The passing of the Old West is a favourite subject for moviemakers, although it’s one that’s rarely explored outside of the context of an ageing gunslinger slowly coming to terms with the dying of the West in which he once thrived. In Broken Lance we have a man who never does come to terms with the passing of the West and who, rather than a gunslinger, is a respected cattle rancher. His name is Matt Devereaux, and he’s played with a grizzled gruffness by Spencer Tracy (Captains Courageous, The Devil at 4 O’Clock). Devereaux still stands by the old methods of settling disputes with his neighbours, which gets him into deep water when he destroys a copper mine that has been polluting the river from which his steers drink.

Devereaux has four sons. Joe (Robert Wagner), the youngest, is the product of his marriage to an Indian squaw following the death of his first wife, and he has just been released from prison when the film opens. He is immediately summoned to the office of the State Governor (E. G. Marshall – 12 Angry Men) who tries to broker a deal between him and his estranged brothers which is essentially an offer from them of $10,000 for him to go away. Joe’s having none of it, and pays a visit to the old family home, now fallen into disrepair, which triggers a prolonged flashback during which we’re given an insight into the events that resulted in Joe spending those three years inside.

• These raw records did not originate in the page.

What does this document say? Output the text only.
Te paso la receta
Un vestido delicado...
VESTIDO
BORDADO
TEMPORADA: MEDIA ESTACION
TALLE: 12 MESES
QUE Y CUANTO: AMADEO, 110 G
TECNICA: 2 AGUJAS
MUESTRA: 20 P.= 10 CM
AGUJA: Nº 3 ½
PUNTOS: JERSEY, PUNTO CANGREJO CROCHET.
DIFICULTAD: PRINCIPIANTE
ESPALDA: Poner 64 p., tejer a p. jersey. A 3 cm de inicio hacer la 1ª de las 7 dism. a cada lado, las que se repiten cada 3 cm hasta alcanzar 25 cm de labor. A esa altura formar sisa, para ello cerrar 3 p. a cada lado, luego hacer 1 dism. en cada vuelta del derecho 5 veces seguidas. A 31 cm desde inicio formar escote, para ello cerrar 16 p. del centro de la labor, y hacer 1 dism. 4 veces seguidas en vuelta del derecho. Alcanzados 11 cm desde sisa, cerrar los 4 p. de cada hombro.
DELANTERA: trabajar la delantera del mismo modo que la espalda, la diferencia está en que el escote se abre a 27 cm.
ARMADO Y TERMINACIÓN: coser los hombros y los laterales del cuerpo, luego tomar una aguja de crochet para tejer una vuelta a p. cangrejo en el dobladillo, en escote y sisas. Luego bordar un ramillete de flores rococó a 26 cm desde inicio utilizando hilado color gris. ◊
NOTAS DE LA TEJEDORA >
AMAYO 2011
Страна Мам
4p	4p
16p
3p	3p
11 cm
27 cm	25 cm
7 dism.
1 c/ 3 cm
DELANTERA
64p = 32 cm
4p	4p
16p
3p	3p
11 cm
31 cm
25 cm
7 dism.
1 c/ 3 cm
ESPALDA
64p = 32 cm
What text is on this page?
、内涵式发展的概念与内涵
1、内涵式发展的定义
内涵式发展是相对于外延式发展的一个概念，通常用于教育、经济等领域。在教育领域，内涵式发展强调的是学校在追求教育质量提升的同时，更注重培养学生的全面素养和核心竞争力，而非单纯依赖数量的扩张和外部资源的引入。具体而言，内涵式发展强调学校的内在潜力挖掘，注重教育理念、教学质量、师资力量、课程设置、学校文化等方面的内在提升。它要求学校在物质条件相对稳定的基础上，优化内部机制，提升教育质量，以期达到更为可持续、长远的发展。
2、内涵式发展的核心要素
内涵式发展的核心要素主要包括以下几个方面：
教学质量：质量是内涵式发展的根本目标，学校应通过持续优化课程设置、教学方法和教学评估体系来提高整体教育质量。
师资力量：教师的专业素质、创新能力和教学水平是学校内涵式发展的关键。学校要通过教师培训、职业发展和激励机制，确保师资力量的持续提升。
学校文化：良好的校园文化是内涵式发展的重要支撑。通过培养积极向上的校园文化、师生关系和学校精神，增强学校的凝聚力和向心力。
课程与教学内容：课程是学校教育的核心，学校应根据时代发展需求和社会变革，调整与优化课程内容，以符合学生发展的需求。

Broken Lance is a big, expensive-looking Western; it’s handsomely mounted and boasts a polished script, but stretches itself a little thin as it strives to cover such big subjects as racism, industrial pollution, government corruption and its collusion with big business. No doubt the latter three of these subjects at least are all symptomatic of a rapidly evolving society, but choosing to stir them all into the mix merely dilutes it and weakens the flavour. It’s a problem that’s particularly noticeable in the way that the characterisation of three of Devereaux’s four sons is weakened by lack of adequate screen time. The grievances of oldest son, Ben (Richard Widmark – The Law and Jake Wade, Warlock) are valid ones compounded by the fact that his sound business advice is repeatedly disregarded by his father, and yet this potentially powerful storyline is sacrificed to allow time for an insipid romance between Joe and Governor’s daughter Barbara (Jean Peters – Apache). At least Widmark gets a big dramatic scene – Hugh O’Brian (Ambush Bay, The Shootist) and Earl Holliman (The Bridges at Toko-Ri) might as well be cardboard cut-outs for all the work they have to do as the middle brothers.

Needless to say, it’s Tracy who imposes himself on Broken Lance, thanks not only to screen time but to the accumulation of twenty-five years’ experience upon which he was able to draw. While the four younger actors never convince as brothers, Tracy is always believable as a father to each of them. Wagner, in the brief period before bland smoothness uprooted the youthful edginess on display here, also gives a surprisingly good account of himself. The splendid Katy Jurado, as Tracy’s screen wife, however, is reduced to mostly gazing upon proceedings with an ever-strained expression of pious nobility.